Scumbag criminals target Markham Vale miners' memorial
Mindless criminals have targeted a memorial to remember miners who lost their lives at Markham Colliery.
Offenders stole name tags from three life-size steel statues at Markham Vale last Thursday.
The figures form part of the Walking Together memorial and were unveiled at the site in September.
One of the statues is in memory of Charles Moreton, who died in the 1937 Markham Colliery disaster.
Mr Moreton’s granddaughter Anne Ross, 58, of Hasland, said: “Why do this?
“It’s very upsetting.
“There’s absolutely no need for this mindless act – there are some terrible people out there.
“This is a memorial for many very brave men who lost their lives in awful circumstances.
“It should never be targeted.”
Councillor Anne Western, leader of Derbyshire County Council, added: “We are really shocked and extremely sad that someone has damaged three of the steel figures.
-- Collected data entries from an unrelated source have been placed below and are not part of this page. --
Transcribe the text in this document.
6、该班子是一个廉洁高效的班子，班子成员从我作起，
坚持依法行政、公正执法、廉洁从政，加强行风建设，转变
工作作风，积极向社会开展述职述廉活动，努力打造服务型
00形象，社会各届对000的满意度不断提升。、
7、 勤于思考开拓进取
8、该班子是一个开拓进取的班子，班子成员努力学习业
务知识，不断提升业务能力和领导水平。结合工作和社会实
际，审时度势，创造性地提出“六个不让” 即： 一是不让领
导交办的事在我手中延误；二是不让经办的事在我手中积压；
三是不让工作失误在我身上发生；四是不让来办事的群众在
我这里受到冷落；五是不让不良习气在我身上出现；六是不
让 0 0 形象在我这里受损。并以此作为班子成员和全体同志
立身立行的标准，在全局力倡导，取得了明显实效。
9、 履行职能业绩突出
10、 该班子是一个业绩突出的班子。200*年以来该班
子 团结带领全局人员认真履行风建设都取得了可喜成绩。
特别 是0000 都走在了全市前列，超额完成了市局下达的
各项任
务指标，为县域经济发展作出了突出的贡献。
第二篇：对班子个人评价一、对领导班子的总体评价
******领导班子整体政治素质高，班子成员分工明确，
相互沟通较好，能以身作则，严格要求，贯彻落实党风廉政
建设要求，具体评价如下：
“The police are doing all they can to try to identify who is responsible and we are working with the team which installed the figures to make sure the name tags on each of them are more secure.
“The figures are on display across the whole site so that they are part of the community and can be easily seen by people.
“We don’t want them to be hidden away as that is not the point.
“It is disgraceful that someone has taken advantage of the fact they are easily accessible and damaged them in this way, causing distress and upset to the families of the miners.”
Anyone with information about the crimes should call police on 101.
The Walking Together memorial will eventually feature 106 figures stretching between Duckmanton, Chesterfield and the former pithead of Markham Colliery.
It symbolises a miner’s journey to the pit and back home again and represents the 106 men who lost their lives in three accidents at the site.
Eighteen miners died and 11 others suffered serious injury when the mechanical brake on a lift carrying them to the coalface failed at Markham Colliery on 30 July, 1973.
It was the third disaster at the colliery following accidents in 1937 and 1938 in which 77 miners lost their lives.